Dish Family Guide
Chinese Roast Meat Guide
Chinese roast meat menus are usually built around Cantonese barbecue windows, rice plates, noodle soups, roast duck, char siu, crispy pork, and soy sauce chicken. Hong Kong roast-meat shops often present the same core meats over rice or noodles, so the service format is part of how diners decode the menu.
Category map
| Category | What it means | Common signals |
|---|---|---|
| Char siu | Sweet-savory barbecued pork. | Pork, soy, sugar, alcohol. |
| Roast duck | Chopped Cantonese roast duck. | Duck, soy, shared chopping board. |
| Crispy pork | Roast pork belly with crisp skin. | Pork, salt, shared surfaces. |
| Soy sauce chicken | Poached or braised chicken. | Soy, wheat, alcohol. |
| Peking duck | Structured duck meal with pancakes. | Duck, wheat pancakes, sauce. |
| Roast meat rice plates | One or two meats over rice. | Sauce, broth, shared prep. |
Ordering strategy
Treat the dish family as a clue, not a complete answer.
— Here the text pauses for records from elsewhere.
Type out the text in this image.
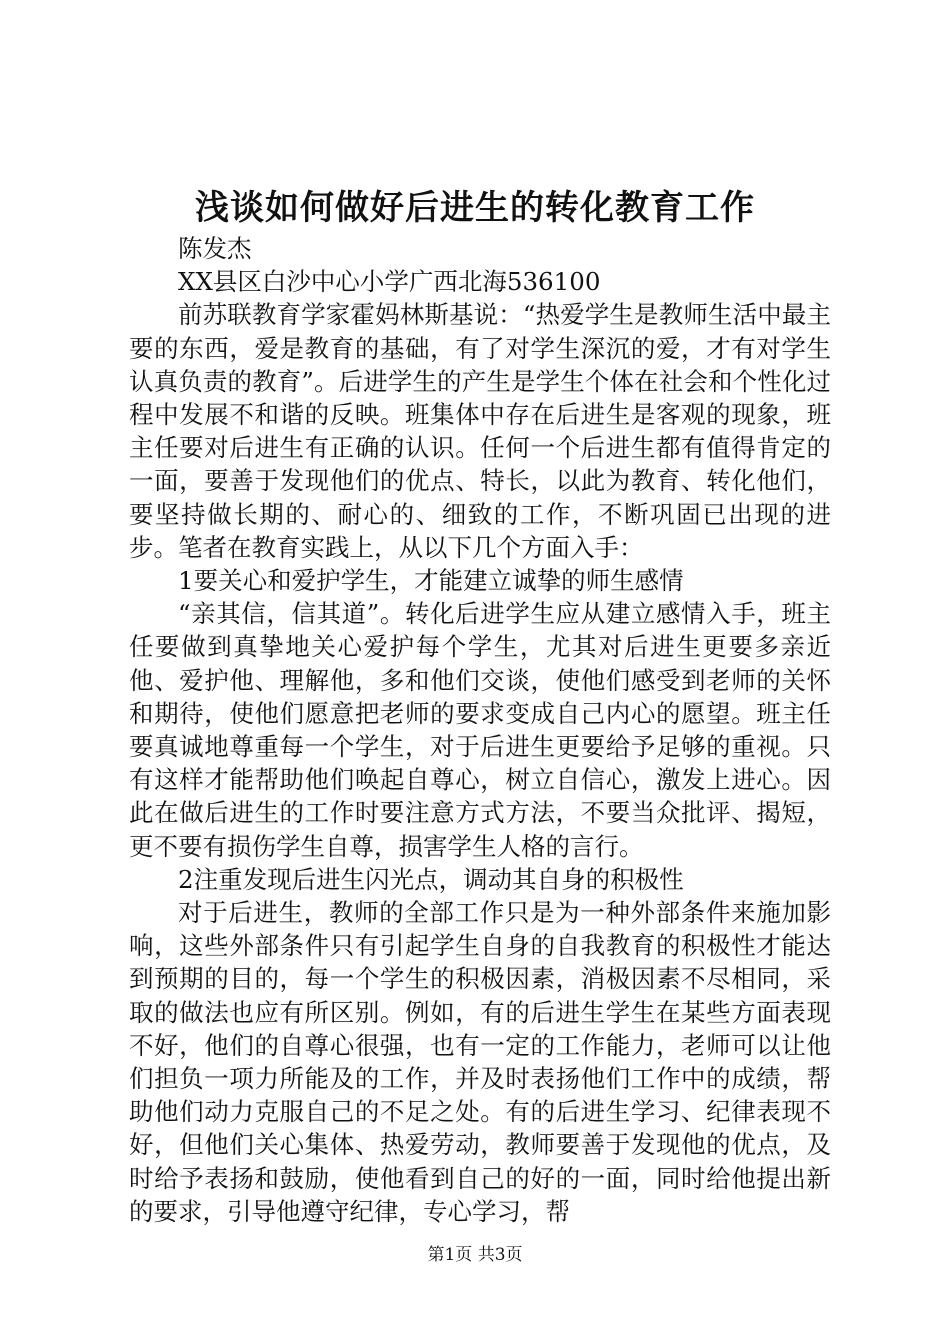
浅谈如何做好后进生的转化教育工作

陈发杰

XX县区白沙中心小学广西北海536100

前苏联教育学家霍妈林斯基说：“热爱学生是教师生活中最主要的东西，爱是教育的基础，有了对学生深沉的爱，才有对学生认真负责的教育”。后进学生的产生是学生个体在社会和个性化过程中发展不和谐的反映。班集体中存在后进生是客观的现象，班主任要对后进生有正确的认识。任何一个后进生都有值得肯定的一面，要善于发现他们的优点、特长，以此为教育、转化他们，要坚持做长期的、耐心的、细致的工作，不断巩固已出现的进步。笔者在教育实践上，从以下几个方面入手：

1要关心和爱护学生，才能建立诚挚的师生感情

“亲其信，信其道”。转化后进学生应从建立感情入手，班主任要做到真挚地关心爱护每个学生，尤其对后进生更要多亲近他、爱护他、理解他，多和他们交谈，使他们感受到老师的关怀和期待，使他们愿意把老师的要求变成自己内心的愿望。班主任要真诚地尊重每一个学生，对于后进生更要给予足够的重视。只有这样才能帮助他们唤起自尊心，树立自信心，激发上进心。因此在做后进生的工作时要注意方式方法，不要当众批评、揭短，更不要有损伤学生自尊，损害学生人格的言行。

2注重发现后进生闪光点，调动其自身的积极性

对于后进生，教师的全部工作只是为一种外部条件来施加影响，这些外部条件只有引起学生自身的自我教育的积极性才能达到预期的目的，每一个学生的积极因素，消极因素不尽相同，采取的做法也应有所区别。例如，有的后进生学生在某些方面表现不好，他们的自尊心很强，也有一定的工作能力，老师可以让他们担负一项力所能及的工作，并及时表扬他们工作中的成绩，帮助他们动力克服自己的不足之处。有的后进生学习、纪律表现不好，但他们关心集体、热爱劳动，教师要善于发现他的优点，及时给予表扬和鼓励，使他看到自己的好的一面，同时给他提出新的要求，引导他遵守纪律，专心学习，帮

第1页 共3页
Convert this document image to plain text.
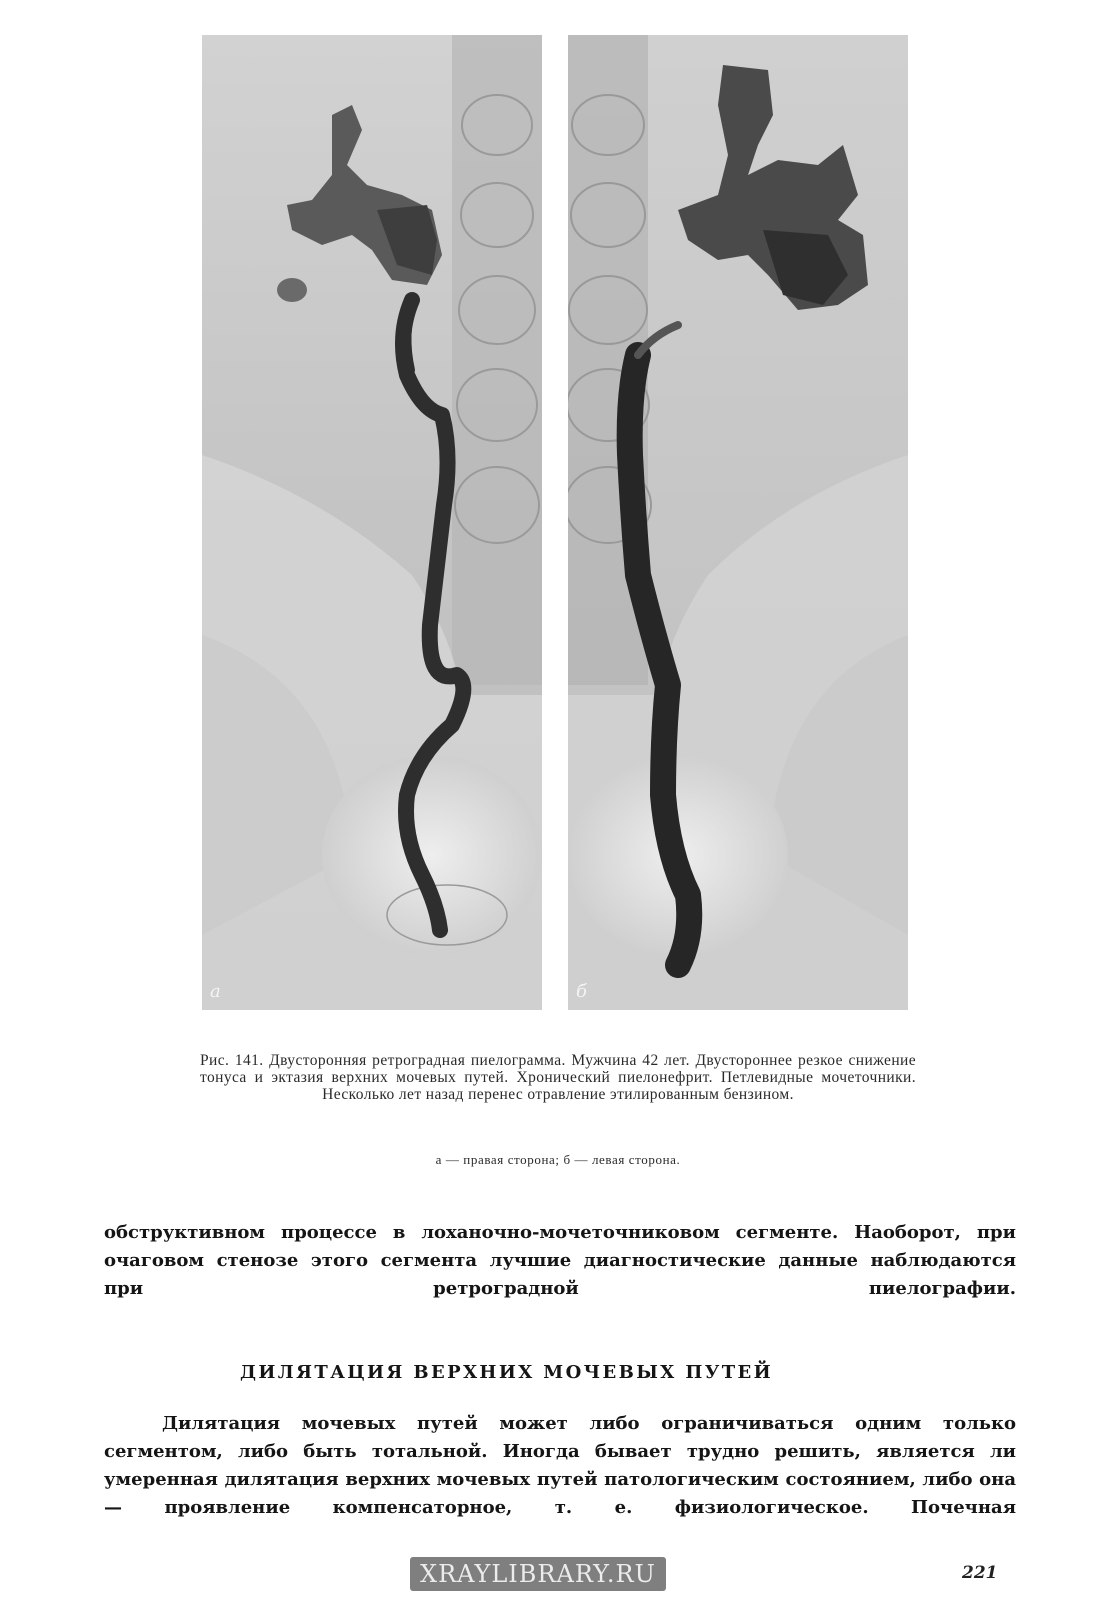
а	б

Рис. 141. Двусторонняя ретроградная пиелограмма. Мужчина 42 лет. Двустороннее резкое снижение тонуса и эктазия верхних мочевых путей. Хронический пиелонефрит. Петлевидные мочеточники. Несколько лет назад перенес отравление этилированным бензином.

а — правая сторона; б — левая сторона.

обструктивном процессе в лоханочно-мочеточниковом сегменте. Наоборот, при очаговом стенозе этого сегмента лучшие диагностические данные наблюдаются при ретроградной пиелографии.

ДИЛЯТАЦИЯ ВЕРХНИХ МОЧЕВЫХ ПУТЕЙ

Дилятация мочевых путей может либо ограничиваться одним только сегментом, либо быть тотальной. Иногда бывает трудно решить, является ли умеренная дилятация верхних мочевых путей патологическим состоянием, либо она — проявление компенсаторное, т. е. физиологическое. Почечная

221
XRAYLIBRARY.RU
The restaurant format, sauce, wrapper, broth, and filling usually matter more than the English category name. Roast goose is a good example: Hong Kong Tourism Board guides describe it not only as a roast style but also as something ordered in clear scales, such as portions over noodles or rice and even half a goose for four at classic shops.